5 – 6 Measured reduction

Quantified reduction in losses, provisions, or capital (e.g. fewer defaults, better fraud detection) equivalent to 0.1–0.3% of RWA or similar risk base.

7 – 8 Significant improvement

Clear reductions in losses/capital (0.3–1% of RWA or equivalent), or materially lower regulatory incident/penalty rates.

9 – 10 Strategic risk asset

Data is core to risk and capital strategy: supports models or processes that materially lower capital charges, avoid large fines, or enable entry into risk‑sensitive markets.

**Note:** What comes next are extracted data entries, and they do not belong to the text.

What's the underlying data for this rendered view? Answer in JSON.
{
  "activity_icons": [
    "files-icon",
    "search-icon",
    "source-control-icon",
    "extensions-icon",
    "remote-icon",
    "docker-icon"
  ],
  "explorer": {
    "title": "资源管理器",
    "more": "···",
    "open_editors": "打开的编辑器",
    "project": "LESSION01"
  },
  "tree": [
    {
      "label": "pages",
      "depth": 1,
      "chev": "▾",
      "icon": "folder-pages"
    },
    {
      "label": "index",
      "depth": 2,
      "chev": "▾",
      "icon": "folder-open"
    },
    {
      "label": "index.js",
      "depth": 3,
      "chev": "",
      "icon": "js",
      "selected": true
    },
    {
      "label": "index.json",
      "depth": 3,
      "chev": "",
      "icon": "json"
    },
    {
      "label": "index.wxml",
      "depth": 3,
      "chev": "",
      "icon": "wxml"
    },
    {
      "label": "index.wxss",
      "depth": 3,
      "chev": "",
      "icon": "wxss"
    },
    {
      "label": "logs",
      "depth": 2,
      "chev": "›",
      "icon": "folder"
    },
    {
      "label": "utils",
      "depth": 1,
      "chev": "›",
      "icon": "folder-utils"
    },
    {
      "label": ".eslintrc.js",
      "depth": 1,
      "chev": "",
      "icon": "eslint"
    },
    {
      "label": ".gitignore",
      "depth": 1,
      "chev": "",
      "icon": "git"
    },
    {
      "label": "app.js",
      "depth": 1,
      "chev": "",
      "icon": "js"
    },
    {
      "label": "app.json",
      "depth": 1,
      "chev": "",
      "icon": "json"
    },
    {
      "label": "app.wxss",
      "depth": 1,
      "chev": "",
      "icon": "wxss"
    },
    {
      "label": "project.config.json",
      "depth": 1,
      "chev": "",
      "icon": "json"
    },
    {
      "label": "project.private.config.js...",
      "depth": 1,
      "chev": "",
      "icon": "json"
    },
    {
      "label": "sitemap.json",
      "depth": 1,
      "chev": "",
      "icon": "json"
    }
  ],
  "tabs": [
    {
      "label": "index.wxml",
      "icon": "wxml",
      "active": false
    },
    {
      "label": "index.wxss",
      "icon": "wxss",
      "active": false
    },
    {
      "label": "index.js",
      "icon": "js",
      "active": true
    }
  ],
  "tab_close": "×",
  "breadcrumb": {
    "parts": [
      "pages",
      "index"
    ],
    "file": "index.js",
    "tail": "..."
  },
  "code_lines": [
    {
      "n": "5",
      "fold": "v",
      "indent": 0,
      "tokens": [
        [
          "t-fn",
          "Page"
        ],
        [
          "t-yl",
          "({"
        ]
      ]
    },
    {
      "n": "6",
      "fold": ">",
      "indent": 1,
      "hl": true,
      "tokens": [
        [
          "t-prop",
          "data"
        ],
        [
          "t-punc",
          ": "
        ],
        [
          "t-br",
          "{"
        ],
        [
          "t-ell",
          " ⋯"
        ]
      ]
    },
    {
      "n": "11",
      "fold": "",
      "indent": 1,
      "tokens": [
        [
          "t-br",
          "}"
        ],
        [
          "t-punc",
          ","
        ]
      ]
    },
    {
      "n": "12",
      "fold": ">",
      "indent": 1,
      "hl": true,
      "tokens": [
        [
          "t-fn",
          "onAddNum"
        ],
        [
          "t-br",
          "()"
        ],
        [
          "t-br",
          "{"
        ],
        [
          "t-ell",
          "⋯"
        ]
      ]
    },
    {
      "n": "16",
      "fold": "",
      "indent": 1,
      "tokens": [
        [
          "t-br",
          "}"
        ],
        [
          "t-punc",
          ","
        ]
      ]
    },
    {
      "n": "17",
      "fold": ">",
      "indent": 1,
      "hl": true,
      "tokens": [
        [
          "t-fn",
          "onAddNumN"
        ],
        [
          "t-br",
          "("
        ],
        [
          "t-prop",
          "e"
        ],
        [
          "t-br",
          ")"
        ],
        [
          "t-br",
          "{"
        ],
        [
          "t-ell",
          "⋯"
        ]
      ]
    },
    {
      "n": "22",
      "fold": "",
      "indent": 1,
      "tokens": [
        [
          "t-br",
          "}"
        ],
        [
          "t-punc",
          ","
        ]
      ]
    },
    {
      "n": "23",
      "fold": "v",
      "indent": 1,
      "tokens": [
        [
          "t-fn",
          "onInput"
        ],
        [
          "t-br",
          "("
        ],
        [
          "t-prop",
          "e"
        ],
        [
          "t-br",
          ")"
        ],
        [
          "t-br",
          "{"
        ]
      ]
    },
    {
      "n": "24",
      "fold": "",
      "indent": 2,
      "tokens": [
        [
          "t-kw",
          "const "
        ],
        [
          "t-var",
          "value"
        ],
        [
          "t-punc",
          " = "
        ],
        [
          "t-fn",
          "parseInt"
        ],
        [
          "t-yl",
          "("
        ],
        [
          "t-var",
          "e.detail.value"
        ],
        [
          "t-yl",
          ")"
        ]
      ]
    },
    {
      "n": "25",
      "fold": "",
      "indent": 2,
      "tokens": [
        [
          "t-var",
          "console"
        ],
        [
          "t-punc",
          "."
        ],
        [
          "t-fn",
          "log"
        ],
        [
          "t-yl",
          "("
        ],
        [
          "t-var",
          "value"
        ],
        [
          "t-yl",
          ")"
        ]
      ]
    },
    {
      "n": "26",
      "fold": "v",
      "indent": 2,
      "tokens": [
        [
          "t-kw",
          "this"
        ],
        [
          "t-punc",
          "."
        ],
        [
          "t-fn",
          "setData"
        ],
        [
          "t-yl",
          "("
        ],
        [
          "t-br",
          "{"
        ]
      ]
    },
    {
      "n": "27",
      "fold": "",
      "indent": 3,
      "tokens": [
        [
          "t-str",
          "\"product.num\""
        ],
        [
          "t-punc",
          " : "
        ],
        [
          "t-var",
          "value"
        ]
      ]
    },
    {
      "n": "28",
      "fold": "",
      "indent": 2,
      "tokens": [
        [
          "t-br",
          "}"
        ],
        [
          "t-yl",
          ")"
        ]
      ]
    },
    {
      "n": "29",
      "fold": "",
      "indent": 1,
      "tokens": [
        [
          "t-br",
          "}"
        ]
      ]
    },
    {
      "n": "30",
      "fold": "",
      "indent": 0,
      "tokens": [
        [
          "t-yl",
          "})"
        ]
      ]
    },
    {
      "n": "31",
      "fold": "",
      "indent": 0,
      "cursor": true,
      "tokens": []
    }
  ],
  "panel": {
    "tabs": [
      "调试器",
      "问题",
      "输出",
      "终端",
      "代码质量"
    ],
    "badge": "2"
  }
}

4. Net value after costs (weight 20%)

Question: What is the net economic contribution once we include CVI (all relevant data costs)?

Score

Descriptor

1 – 2 Negative

EVI (revenue + savings + risk benefit) < CVI. Net value is negative or uncertain; no clear business case.

3 – 4 Marginal

EVI only slightly exceeds CVI (EVI ≈ 0–0.5× CVI). Payback is long or fragile; the project is vulnerable to small shocks.

5 – 6 Acceptable

EVI is 0.5–2× CVI. Positive business case with reasonable payback, but not a standout investment.

7 – 8 Strong

EVI is 2–5× CVI. Clear, robust ROI; data is a strong economic asset.

9 – 10 Exceptional

EVI > 5× CVI, or EVI is large and highly resilient. This is a star asset in the portfolio.

5. Computing the composite EVI score

  1. For each dataset/use case, assign 1–5 for each dimension based on the descriptors.
  2. Compute a weighted average:

𝐸𝑉𝐼=0.30⋅𝑅𝑢+0.30⋅𝐶+0.20⋅𝑅𝑘+0.20⋅𝑁

Where:

  • 𝑅𝑢 = Revenue uplift score
  • 𝐶 = Cost savings / avoidance score
  • 𝑅𝑘 = Risk / capital impact score
  • 𝑁 = Net value after costs score

We can then rank assets by EVI and by EVI/CVI to guide capital allocation.